Mekke yolunda Karâmita sapıklarının çok zulmedip müslüman kanı döktükleri, Hübeyr vak’ası senesi 311 (m. 923)’de Karâmita sapıkları ile yapılan muharebede şehîd oldu. Vefâtı için, başka târihler de rivâyet edilmektedir. İbn-i Atâ er-Rûzbârî diyor ki: “Vefâtından bir sene sonra, Ebû Muhammed Cerîrî’nin kabrine uğradım. Kabirdeki hâli bana gösterildi. Dizleri göğsüne dayalı, parmağı ile Allahü teâlânın birliğini gösteren işâreti yapar hâlde oturuyordu.”

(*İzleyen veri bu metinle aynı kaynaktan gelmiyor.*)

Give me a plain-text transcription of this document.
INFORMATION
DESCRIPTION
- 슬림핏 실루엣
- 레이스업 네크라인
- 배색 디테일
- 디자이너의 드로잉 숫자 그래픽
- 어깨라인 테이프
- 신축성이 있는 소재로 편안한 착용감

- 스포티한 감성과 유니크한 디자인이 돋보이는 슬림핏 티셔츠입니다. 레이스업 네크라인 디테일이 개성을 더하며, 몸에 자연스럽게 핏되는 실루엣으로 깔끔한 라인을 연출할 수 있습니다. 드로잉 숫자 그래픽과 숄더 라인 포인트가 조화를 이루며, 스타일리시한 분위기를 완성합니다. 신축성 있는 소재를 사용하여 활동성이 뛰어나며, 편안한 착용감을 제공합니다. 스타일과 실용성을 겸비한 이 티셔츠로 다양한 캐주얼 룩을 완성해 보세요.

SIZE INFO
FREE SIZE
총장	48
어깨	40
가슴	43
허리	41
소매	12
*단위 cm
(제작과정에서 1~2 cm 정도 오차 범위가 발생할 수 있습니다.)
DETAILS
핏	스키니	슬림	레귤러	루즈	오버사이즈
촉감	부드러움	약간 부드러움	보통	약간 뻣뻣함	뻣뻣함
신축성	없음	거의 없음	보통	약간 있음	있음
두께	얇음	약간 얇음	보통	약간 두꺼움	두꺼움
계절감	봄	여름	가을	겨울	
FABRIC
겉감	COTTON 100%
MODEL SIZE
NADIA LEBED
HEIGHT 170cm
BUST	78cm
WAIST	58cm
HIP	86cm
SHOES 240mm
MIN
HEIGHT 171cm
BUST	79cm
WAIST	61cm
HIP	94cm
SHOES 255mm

Ebû Muhammed Cerîrî hazretleri buyuruyor ki:

“Nefsine aldanan, şehevi duygularına esîr olur. Hevâî arzularının zindanına kapatılır ve o kulun kalbi fâideli işlerden zevk alamaz. Kur’ân-ı kerîmi hergün hatm etse bile, ilâhi kelâmı okumaktaki esas tadı bulamaz. Bunun hâl çâresi, nefsin esâretinden kurtulmayı candan arzu etmekdir.”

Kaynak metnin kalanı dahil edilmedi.